In the present study, we found increased values of central and peripheral augmentation indices and CIMT in relation to microangiopathy in young DM1 patients. Additionally, we observed that patients with microangiopathy in comparison to those without microangiopathy exhibited significantly higher values of systolic and diastolic blood pressure, postprandial glycaemia, HbA1c, LDL cholesterol and triglycerides. This indicates that even a persistent small elevation in blood pressure and worsening of metabolic control of diabetes are responsible for the development of pathology in small and large vessels. There is good evidence that dyslipidaemia and hypertension are risk factors of atherosclerosis in both the general and the diabetic population [24]. The results of the Epidemiology of Diabetes Interventions and Complications (EDIC) study did not show any correlation between present glycaemic control and CIMT, but Larsen et al. in their 18-year follow-up of DM1 patients revealed a significant association between CIMT and mean HbA1c [25, 26].

The process of arterial stiffening is related to decreased elastin content, increased collagen content, change in the type of collagen and collagen cross-links from advanced glycation end products [27]. The AI is an indirect measurement of arterial stiffness and shows a consequent increase in left ventricular afterload, a decrease in diastolic blood pressure and impaired coronary perfusion. It is known that age and blood pressure are the main factors influencing arterial stiffening [28, 29]. Reduced arterial compliance has also been described in diabetic subjects [30]. Arterial stiffness seems to be a validated independent predictor of cardiovascular mortality [31]. However, the knowledge concerning the mechanisms linking reduced compliance in large arteries and changes in small vessels is still limited. We have shown the relationship between AI and microangiopathy. It has been suggested that in diabetes the widespread microcirculatory disease might place an increased impedance burden on the heart through reflected waves. This increased load may contribute to left ventricular remodelling and diabetic cardiomyopathy [32].

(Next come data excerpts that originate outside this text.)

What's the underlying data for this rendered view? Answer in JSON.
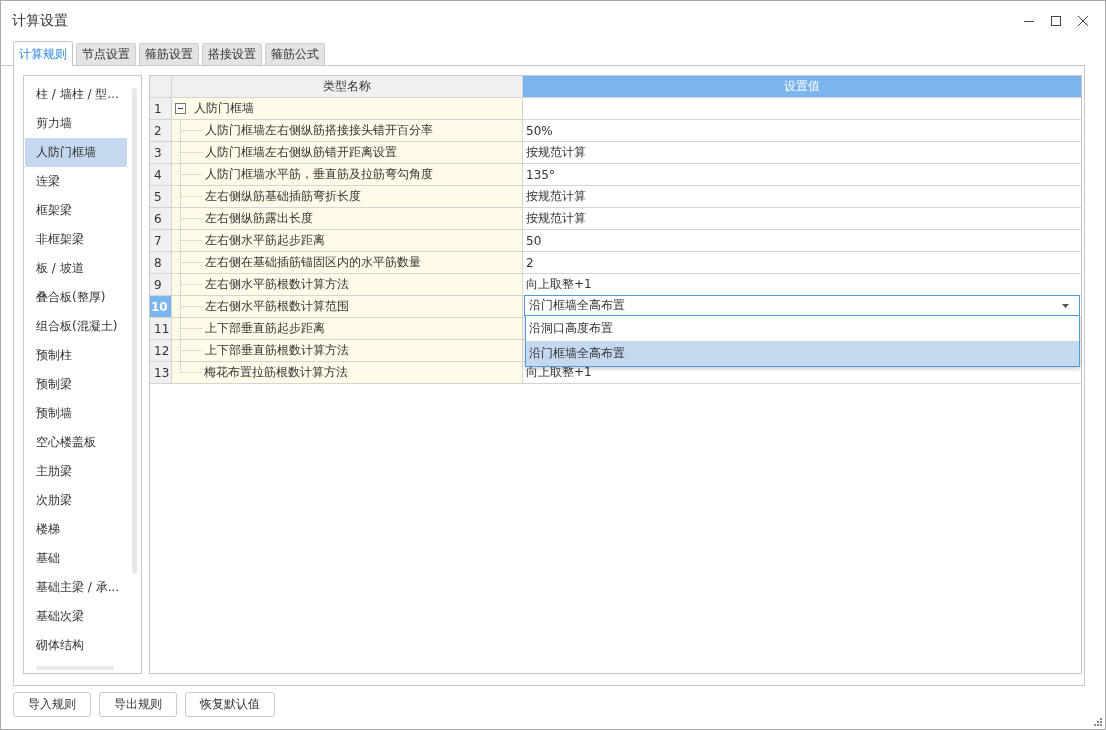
{
  "window": {
    "title": "计算设置"
  },
  "tabs": [
    {
      "label": "计算规则",
      "selected": true
    },
    {
      "label": "节点设置",
      "selected": false
    },
    {
      "label": "箍筋设置",
      "selected": false
    },
    {
      "label": "搭接设置",
      "selected": false
    },
    {
      "label": "箍筋公式",
      "selected": false
    }
  ],
  "sidebar": {
    "items": [
      {
        "label": "柱 / 墙柱 / 型...",
        "selected": false
      },
      {
        "label": "剪力墙",
        "selected": false
      },
      {
        "label": "人防门框墙",
        "selected": true
      },
      {
        "label": "连梁",
        "selected": false
      },
      {
        "label": "框架梁",
        "selected": false
      },
      {
        "label": "非框架梁",
        "selected": false
      },
      {
        "label": "板 / 坡道",
        "selected": false
      },
      {
        "label": "叠合板(整厚)",
        "selected": false
      },
      {
        "label": "组合板(混凝土)",
        "selected": false
      },
      {
        "label": "预制柱",
        "selected": false
      },
      {
        "label": "预制梁",
        "selected": false
      },
      {
        "label": "预制墙",
        "selected": false
      },
      {
        "label": "空心楼盖板",
        "selected": false
      },
      {
        "label": "主肋梁",
        "selected": false
      },
      {
        "label": "次肋梁",
        "selected": false
      },
      {
        "label": "楼梯",
        "selected": false
      },
      {
        "label": "基础",
        "selected": false
      },
      {
        "label": "基础主梁 / 承...",
        "selected": false
      },
      {
        "label": "基础次梁",
        "selected": false
      },
      {
        "label": "砌体结构",
        "selected": false
      }
    ]
  },
  "table": {
    "columns": [
      "类型名称",
      "设置值"
    ],
    "rows": [
      {
        "number": "1",
        "name": "人防门框墙",
        "expanded": true,
        "selected": false,
        "children": [
          {
            "number": "2",
            "name": "人防门框墙左右侧纵筋搭接接头错开百分率",
            "value": "50%",
            "selected": false
          },
          {
            "number": "3",
            "name": "人防门框墙左右侧纵筋错开距离设置",
            "value": "按规范计算",
            "selected": false
          },
          {
            "number": "4",
            "name": "人防门框墙水平筋，垂直筋及拉筋弯勾角度",
            "value": "135°",
            "selected": false
          },
          {
            "number": "5",
            "name": "左右侧纵筋基础插筋弯折长度",
            "value": "按规范计算",
            "selected": false
          },
          {
            "number": "6",
            "name": "左右侧纵筋露出长度",
            "value": "按规范计算",
            "selected": false
          },
          {
            "number": "7",
            "name": "左右侧水平筋起步距离",
            "value": "50",
            "selected": false
          },
          {
            "number": "8",
            "name": "左右侧在基础插筋锚固区内的水平筋数量",
            "value": "2",
            "selected": false
          },
          {
            "number": "9",
            "name": "左右侧水平筋根数计算方法",
            "value": "向上取整+1",
            "selected": false
          },
          {
            "number": "10",
            "name": "左右侧水平筋根数计算范围",
            "value": "沿门框墙全高布置",
            "selected": true,
            "options": [
              {
                "label": "沿洞口高度布置",
                "selected": false
              },
              {
                "label": "沿门框墙全高布置",
                "selected": true
              }
            ]
          },
          {
            "number": "11",
            "name": "上下部垂直筋起步距离",
            "selected": false
          },
          {
            "number": "12",
            "name": "上下部垂直筋根数计算方法",
            "selected": false
          },
          {
            "number": "13",
            "name": "梅花布置拉筋根数计算方法",
            "value": "向上取整+1",
            "selected": false
          }
        ]
      }
    ]
  },
  "buttons": [
    "导入规则",
    "导出规则",
    "恢复默认值"
  ]
}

Our results suggest that in patients with microangiopathy there is need for careful search for early signs of changes in large vessels. Thus, we might conclude that in young type 1 diabetic patients the development of late complications in small vessels indicates higher risk for cardiovascular disease. However, we should state the limitation of the study which is mainly quite a small study group. This fact might influence loss of significance between arterial stiffness as well as CIMT and microangiopathy after multi-variable adjustment. Moreover, it needs to be noted that the use of some variables that are non-cumulative over time in regression is associated with considerable bias and sometimes lead to erroneous results. Some variables, presenting one-point measurements, were used in this analysis only because we did not have more appropriate parameters (e.g. BP measurements, HbA1c). We also included serum cholesterol, LDL and triglycerides because we considered them relatively stable parameters. We are aware of the limitations of this approach but the non-cumulative variables are clearly defined and it is generally acknowledged that using their values as predictors is limited. We decided to use logistic regression because it can be used to analyse cross-sectional data. Indeed, this tool is often used to determine predictors of an event that takes place later, but from the mathematical point of view it is only the association between variables that is being analysed. Therefore, the “cause-effect” relationship between variables is a matter of interpretation of the results. Future prospective observations are needed to demonstrate the actual interdependence of changes in small and large vessels in diabetes.

In conclusion, one advantage of our study is a description of subclinical changes in the vessels in connection with microangiopathy in a young DM1 population. The study confirms the role of traditional risk factors for late diabetic complications, such as the duration of the disease and metabolic control in the development of microangiopathy.